Le gouvernement grec a exclu lundi des élections anticipées après le démantèlement d'Aube dorée dont d'ex-militants ainsi qu'un rapport judiciaire mettent au jour de nombreuses «actions criminelles» du parti néonazi grec, surtout des opérations coordonnées contre des migrants.

Après le placement en garde à vue samedi du fondateur et député d'Aube dorée Nikos Michaloliakos, de cinq autres députés et d'une quinzaine de militants, accusés de participation à une «organisation criminelle», la presse grecque a évoqué l'éventualité d'élections anticipées en cas de démission des 18 députés de ce parti.

Les scénarios sur des élections anticipées sont inexistants, ce serait dangereux pour l'économie et la stabilité politique et sociale du pays», a dit M. Vénizélos, vice-président du gouvernement et ministre des Affaires étrangères.

«Personne ne peut provoquer une crise parlementaire», a ajouté M. Vénizélos en soulignant qu'il ne croyait pas que les députés d'Aube dorée «allaient oser démissionner».

Le parti néonazi, dont son chef et ses principaux lieutenants ont été arrêtés le week-end dernier, avait constitué des «milices d'assaut», souligne le rapport judiciaire du vice-procureur de la Cour suprême, Charalambos Vourliotis, consulté par l'AFP.

Ces dernières années, ces milices s'en prenaient en particulier «aux migrants pakistanais», ont révélé les témoignages devant la justice de deux ex-membres du parti, cités par le rapport judiciaire.

«J'ai participé à plusieurs reprises à des actions où prenaient part 50 à 60 motos, avec deux personnes sur chacune. Celui qui était à l'arrière tenait un bâton avec le drapeau grec et frappait tous les Pakistanais qu'il rencontrait», a révélé un de ces ex-militants.

En janvier, un Pakistanais a été tué à coups de couteau par deux néonazis présumés près du centre d'Athènes.

Selon le rapport judiciaire, l'Aube dorée dispose d'une «structure strictement hiérarchisée, le dirigeant étant tout puissant selon le système mis en place par Hitler, le Führerprinzip».

Évoquant l'idéologie raciste de cette formation, le vice-procureur souligne que «pour les membres du parti, ceux qui n'appartiennent à la "tribu" sont des sous-hommes. Dans cette catégorie figurent les migrants, les Roms, ainsi que les handicapés».

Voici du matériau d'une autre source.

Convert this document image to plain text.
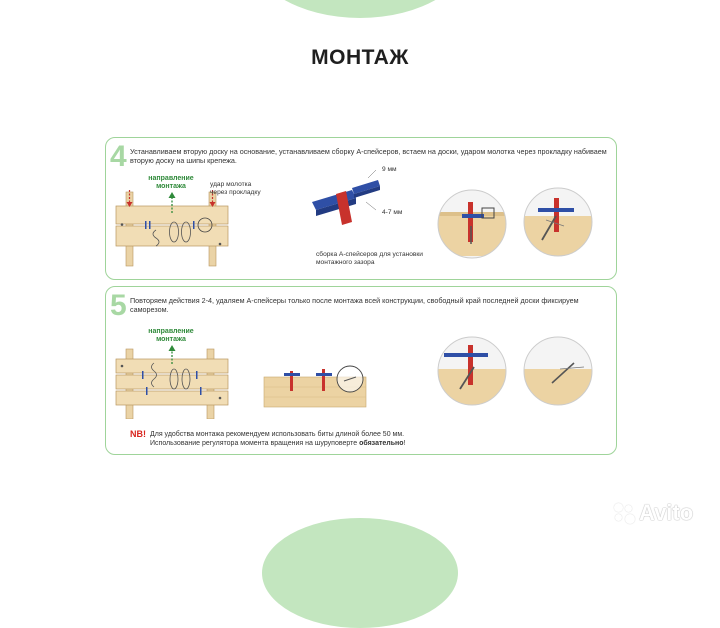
МОНТАЖ
4 Устанавливаем вторую доску на основание, устанавливаем сборку А-спейсеров, встаем на доски, ударом молотка через прокладку набиваем вторую доску на шипы крепежа.
направление монтажа	удар молотка через прокладку
9 мм
4-7 мм
сборка А-спейсеров для установки монтажного зазора
5 Повторяем действия 2-4, удаляем А-спейсеры только после монтажа всей конструкции, свободный край последней доски фиксируем саморезом.
направление монтажа
NB! Для удобства монтажа рекомендуем использовать биты длиной более 50 мм.
Использование регулятора момента вращения на шуруповерте обязательно!
Avito
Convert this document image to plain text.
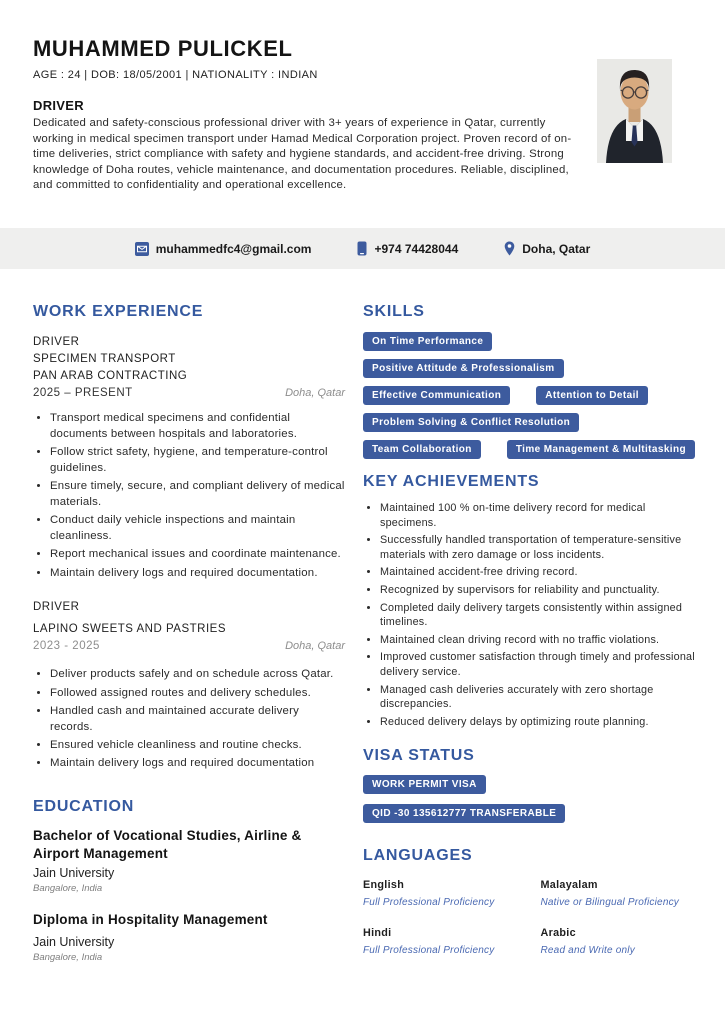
MUHAMMED PULICKEL
AGE : 24 | DOB: 18/05/2001 | NATIONALITY : INDIAN
DRIVER
Dedicated and safety-conscious professional driver with 3+ years of experience in Qatar, currently working in medical specimen transport under Hamad Medical Corporation project. Proven record of on-time deliveries, strict compliance with safety and hygiene standards, and accident-free driving. Strong knowledge of Doha routes, vehicle maintenance, and documentation procedures. Reliable, disciplined, and committed to confidentiality and operational excellence.
muhammedfc4@gmail.com	+974 74428044	Doha, Qatar
WORK EXPERIENCE
DRIVER
SPECIMEN TRANSPORT
PAN ARAB CONTRACTING
2025 – PRESENT	Doha, Qatar
• Transport medical specimens and confidential documents between hospitals and laboratories.
• Follow strict safety, hygiene, and temperature-control guidelines.
• Ensure timely, secure, and compliant delivery of medical materials.
• Conduct daily vehicle inspections and maintain cleanliness.
• Report mechanical issues and coordinate maintenance.
• Maintain delivery logs and required documentation.
DRIVER
LAPINO SWEETS AND PASTRIES
2023 - 2025	Doha, Qatar
• Deliver products safely and on schedule across Qatar.
• Followed assigned routes and delivery schedules.
• Handled cash and maintained accurate delivery records.
• Ensured vehicle cleanliness and routine checks.
• Maintain delivery logs and required documentation
EDUCATION
Bachelor of Vocational Studies, Airline & Airport Management
Jain University
Bangalore, India
Diploma in Hospitality Management
Jain University
Bangalore, India
SKILLS
On Time Performance
Positive Attitude & Professionalism
Effective Communication	Attention to Detail
Problem Solving & Conflict Resolution
Team Collaboration	Time Management & Multitasking
KEY ACHIEVEMENTS
• Maintained 100 % on-time delivery record for medical specimens.
• Successfully handled transportation of temperature-sensitive materials with zero damage or loss incidents.
• Maintained accident-free driving record.
• Recognized by supervisors for reliability and punctuality.
• Completed daily delivery targets consistently within assigned timelines.
• Maintained clean driving record with no traffic violations.
• Improved customer satisfaction through timely and professional delivery service.
• Managed cash deliveries accurately with zero shortage discrepancies.
• Reduced delivery delays by optimizing route planning.
VISA STATUS
WORK PERMIT VISA
QID -30 135612777 TRANSFERABLE
LANGUAGES
English
Full Professional Proficiency
Malayalam
Native or Bilingual Proficiency
Hindi
Full Professional Proficiency
Arabic
Read and Write only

Toujours selon ce texte, le parti «dont les membres bénéficient d'un entraînement de type militaire a commis des dizaines d'actions criminelles», dont «deux homicides volontaires, trois tentatives d'homicide, et de nombreuses attaques contre des immigrés».

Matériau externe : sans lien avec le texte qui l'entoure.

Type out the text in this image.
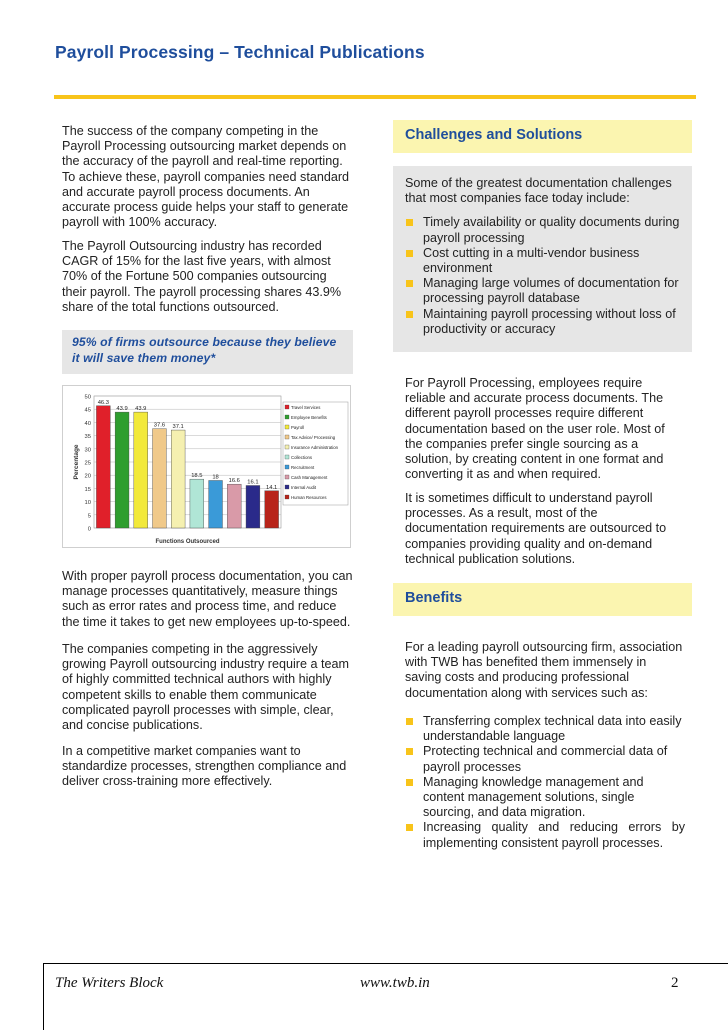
Payroll Processing – Technical Publications

The success of the company competing in the Payroll Processing outsourcing market depends on the accuracy of the payroll and real-time reporting. To achieve these, payroll companies need standard and accurate payroll process documents. An accurate process guide helps your staff to generate payroll with 100% accuracy.

The Payroll Outsourcing industry has recorded CAGR of 15% for the last five years, with almost 70% of the Fortune 500 companies outsourcing their payroll. The payroll processing shares 43.9% share of the total functions outsourced.

95% of firms outsource because they believe it will save them money*
0
5
10
15
20
25
30
35
40
45
50
Percentage
46.3
43.9 43.9
37.6 37.1
18.5 18
16.6 16.1
14.1
Functions Outsourced
Travel Services
Employee Benefits
Payroll
Tax Advice/ Processing
Insurance Administration
Collections
Recruitment
Cash Management
Internal Audit
Human Resources

With proper payroll process documentation, you can manage processes quantitatively, measure things such as error rates and process time, and reduce the time it takes to get new employees up-to-speed.

The companies competing in the aggressively growing Payroll outsourcing industry require a team of highly committed technical authors with highly competent skills to enable them communicate complicated payroll processes with simple, clear, and concise publications.

In a competitive market companies want to standardize processes, strengthen compliance and deliver cross-training more effectively.

Challenges and Solutions

Some of the greatest documentation challenges that most companies face today include:

Timely availability or quality documents during payroll processing
Cost cutting in a multi-vendor business environment
Managing large volumes of documentation for processing payroll database
Maintaining payroll processing without loss of productivity or accuracy

For Payroll Processing, employees require reliable and accurate process documents. The different payroll processes require different documentation based on the user role. Most of the companies prefer single sourcing as a solution, by creating content in one format and converting it as and when required.

It is sometimes difficult to understand payroll processes. As a result, most of the documentation requirements are outsourced to companies providing quality and on-demand technical publication solutions.

Benefits

For a leading payroll outsourcing firm, association with TWB has benefited them immensely in saving costs and producing professional documentation along with services such as:

Transferring complex technical data into easily understandable language
Protecting technical and commercial data of payroll processes
Managing knowledge management and content management solutions, single sourcing, and data migration.
Increasing quality and reducing errors by implementing consistent payroll processes.
The Writers Block	www.twb.in	2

«Le phénomène le plus inquiétant est le recrutement de mineurs pour former des organisations de jeunes militants».

«La goutte d'eau qui a fait déborder le vase a été quand ils ont tiré avec des armes contre deux Pakistanais. L'un a réussi à s'enfuir, mais l'autre a été rattrapé, violemment battu à coups de pieds dans la tête. Les agresseurs disaient: "On frappe un penalty" ou "Peut-être qu'il est mort"», a déclaré un des ex-militants.

La police a poursuivi lundi ses perquisitions dans des locaux d'Aube dorée et recherchait des caches d'armes, après les arrestations ce week-end de son dirigeant et fondateur, Nikos Michaloliakos, de six députés du parti, et d'une quinzaine de ses membres.

Cette vague d'arrestations est intervenue dix jours après le meurtre d'un militant antifasciste par un néonazi membre d'Aube dorée dans la banlieue sud-ouest d'Athènes. L'assassinat du musicien antifasciste Pavlos Fyssas, a bouleversé l'opinion publique et a contraint le gouvernement à agir contre Aube dorée, qui jusque-là bénéficiait d'une quasi-impunité.

Surfant sur la grave crise économique et sociale en Grèce, ce parti est entré au Parlement pour la première fois lors des élections de juin 2012, après avoir agi en groupuscule clandestin pendant plus de deux décennies.

À la suite d'un rapport du ministre de l'Ordre public, Nikos Dendias, selon lequel l'action d'Aube dorée «mine l'État de droit et porte atteinte aux droits de l'homme, à la sécurité nationale et à la tradition démocratique», une vaste enquête judiciaire est en cours depuis la semaine dernière.

«Le gouvernement a la volonté de surmonter non seulement la crise, mais aussi la crise des valeurs en Grèce», a affirmé M. Vénizélos tout en déplorant «le retard pris» par les autorités d'agir contre cette formation.